A Belated Father's Day
- lotenwriting
- Jun 30, 2020
- 4 min read
I had intended to post this actually on Father's Day, but life caught up with me a little bit, so it's a bit late, but I wanted to share it anyway. I saw lots of posts on Facebook on the day about how wonderful people's fathers are or what wonderful fathers their partners are, but there is one person whose posts always make me smile, but make me sad at the same time. She is a former pupil of mine and she lost her father at about the same age as I did. Every year her posts have expressed exactly how I felt, but unlike her, I'd never been able to write down exactly how I felt about my Dad and his death. I admired and envied her because I wanted to share what my Dad meant to me, but I couldn't articulate it. Not because I didn't have the words, but because every time I tried, I cried.
Last year, one of my MA modules was creative non-fiction and we were supposed to write our final piece about ourselves. I tried, I really did, but I just couldn't do it. I spent months writing little short exercises and sharing them, but by the end of the module I was drained emotionally, so chose to write someone else's story instead of my own.
However, towards the end of the year, I was invited to contribute to a book that the OU Write Society was putting together for charity and the theme was Loss.
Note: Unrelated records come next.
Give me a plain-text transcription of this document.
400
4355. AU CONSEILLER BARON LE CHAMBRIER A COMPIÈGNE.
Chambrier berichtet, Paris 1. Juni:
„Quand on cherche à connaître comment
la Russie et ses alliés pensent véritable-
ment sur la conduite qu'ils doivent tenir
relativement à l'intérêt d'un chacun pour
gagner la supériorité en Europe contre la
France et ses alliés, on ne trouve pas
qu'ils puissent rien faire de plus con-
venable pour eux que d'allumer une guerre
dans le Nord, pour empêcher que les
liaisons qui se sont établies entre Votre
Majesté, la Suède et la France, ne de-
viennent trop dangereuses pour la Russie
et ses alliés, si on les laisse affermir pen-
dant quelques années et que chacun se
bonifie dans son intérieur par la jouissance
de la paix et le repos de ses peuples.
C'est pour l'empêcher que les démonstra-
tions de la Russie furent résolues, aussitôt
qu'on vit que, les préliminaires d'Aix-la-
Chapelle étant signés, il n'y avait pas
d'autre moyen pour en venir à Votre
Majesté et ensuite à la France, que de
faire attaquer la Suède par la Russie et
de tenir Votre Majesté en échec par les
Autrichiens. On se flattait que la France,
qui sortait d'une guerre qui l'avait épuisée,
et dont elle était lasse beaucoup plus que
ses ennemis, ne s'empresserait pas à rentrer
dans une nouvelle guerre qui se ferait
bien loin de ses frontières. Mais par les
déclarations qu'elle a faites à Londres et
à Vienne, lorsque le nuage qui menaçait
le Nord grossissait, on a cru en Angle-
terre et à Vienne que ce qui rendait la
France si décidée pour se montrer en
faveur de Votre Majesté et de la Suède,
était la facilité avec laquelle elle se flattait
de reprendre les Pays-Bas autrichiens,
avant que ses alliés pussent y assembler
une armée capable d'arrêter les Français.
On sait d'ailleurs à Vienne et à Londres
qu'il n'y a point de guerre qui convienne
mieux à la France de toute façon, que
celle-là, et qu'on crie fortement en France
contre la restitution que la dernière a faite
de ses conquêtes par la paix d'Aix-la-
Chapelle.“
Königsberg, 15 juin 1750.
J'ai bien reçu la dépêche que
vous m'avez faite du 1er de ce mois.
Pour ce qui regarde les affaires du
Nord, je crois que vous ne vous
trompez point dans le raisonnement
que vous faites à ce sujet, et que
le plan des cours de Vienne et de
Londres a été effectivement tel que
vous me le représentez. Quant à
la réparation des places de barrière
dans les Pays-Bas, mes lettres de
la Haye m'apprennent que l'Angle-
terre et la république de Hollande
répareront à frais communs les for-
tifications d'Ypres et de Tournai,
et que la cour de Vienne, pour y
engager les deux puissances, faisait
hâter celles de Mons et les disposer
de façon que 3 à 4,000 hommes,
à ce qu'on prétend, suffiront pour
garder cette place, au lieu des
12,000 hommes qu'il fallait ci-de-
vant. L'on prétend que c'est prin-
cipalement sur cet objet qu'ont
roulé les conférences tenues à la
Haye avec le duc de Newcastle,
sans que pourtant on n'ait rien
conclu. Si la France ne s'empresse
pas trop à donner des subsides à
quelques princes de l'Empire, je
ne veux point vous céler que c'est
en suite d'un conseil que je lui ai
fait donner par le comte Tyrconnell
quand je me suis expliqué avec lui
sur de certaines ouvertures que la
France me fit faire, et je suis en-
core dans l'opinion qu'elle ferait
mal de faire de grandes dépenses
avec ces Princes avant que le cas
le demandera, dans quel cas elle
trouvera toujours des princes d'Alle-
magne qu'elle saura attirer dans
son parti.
I knew that this was my opportunity to put my big girl pants on and actually write about the effect my Dad's death had had on me. In many ways, much of what I wrote was things I already knew, emotions I'd already dealt with, but somehow, committing them to paper was a cathartic exercise. There were also a few surprises along the way as I realised that things I had never connected to losing my Dad, were all related.

I'm publishing an extract from my story 'A Little Ray of Sunshine' below, but if you want to read the whole thing and the rest of the wonderful pieces in the book, you'll have to buy the book from here. All the proceeds go to charity, so it's all for a good cause as well!
I was numb as I stepped off the bus. I’d left James back at our Hall of Residence eating breakfast and in the half hour it had taken my bus to arrive on campus, he’d got dressed and made it there before me. Why was he here? A stupid question I didn’t want to acknowledge the answer to. My brother-in-law, Christopher, was with him and there could only be one reason for that.
‘You don’t have to tell me. I know.’
I didn’t want to hear it. If no-one said it, then I could pretend it wasn’t true. That was OK, wasn’t it? To remain a child for just a few moments longer?
I held up my hand as James started to speak, forestalling any platitudes. No…that was unfair. He at least, would mean the regret and concern he expressed.
I’d always been a Daddy’s girl. He was a coach driver and when I wasn’t at school, I’d often go with him on his trips to Oldham Market, Blackpool Illuminations and occasionally, if I was really lucky, the Lake District. The first car I drove was his coach, at the age of six, perched precariously on his knee in a car park as he carefully inched it backwards and forwards while I turned the steering wheel. When he’d retired, we’d spent our days together watching old Hollywood musicals. The day I made him watch ‘Singin’ In The Rain’ four times in a row may have stretched his patience somewhat, an act for which I am now paying penance in the form of repeating those viewings with my own son, who is similarly obsessed.
It wasn’t the films themselves that were the real draw for me, it was the sense of closeness I got from watching them with him. He’d tell me snippets of information about the actors in them, or stories from his own life that the films had prompted him to remember. I thought this was what real life was like – you could sing and dance your troubles away and everything always turned out alright in the end. So when we got the first cancer diagnosis, whilst it was scary, I was convinced that everything would be OK and sure enough, it was. He had the operation one day while I was at school. I’m not even sure exactly when in the year this was; somehow the event has become muddled with us having our boiler replaced and there being no heating for a week. All I can recall is that both happened during an exam week and both left me feeling cold.
Mum picked me up from school and we drove to the hospital, where she left me in the waiting room, going off to find out what was happening. When she came back, she was pale, her lips pinched tightly together, as though afraid of what might spill out if she opened them. I’d never seen Mum like this; the strict disciplinarian had been subsumed into a real person with her own frailties and fears
‘The cancer had spread further than they’d realised. They’ve had to take out two thirds of his lung instead of one. He was in the operating theatre for six hours instead of four, so he’s not ready to come home yet.’
Twenty years on, I’m convinced that she didn’t blurt out the news quite this bluntly and I have no recollection of whether he came home that night or if we had to collect him the next day. It didn’t matter – I had no reason to imprint any of this on my mind; he’d survived and eventually was given the all clear, so the details were of no concern. He’d live. That was all that mattered.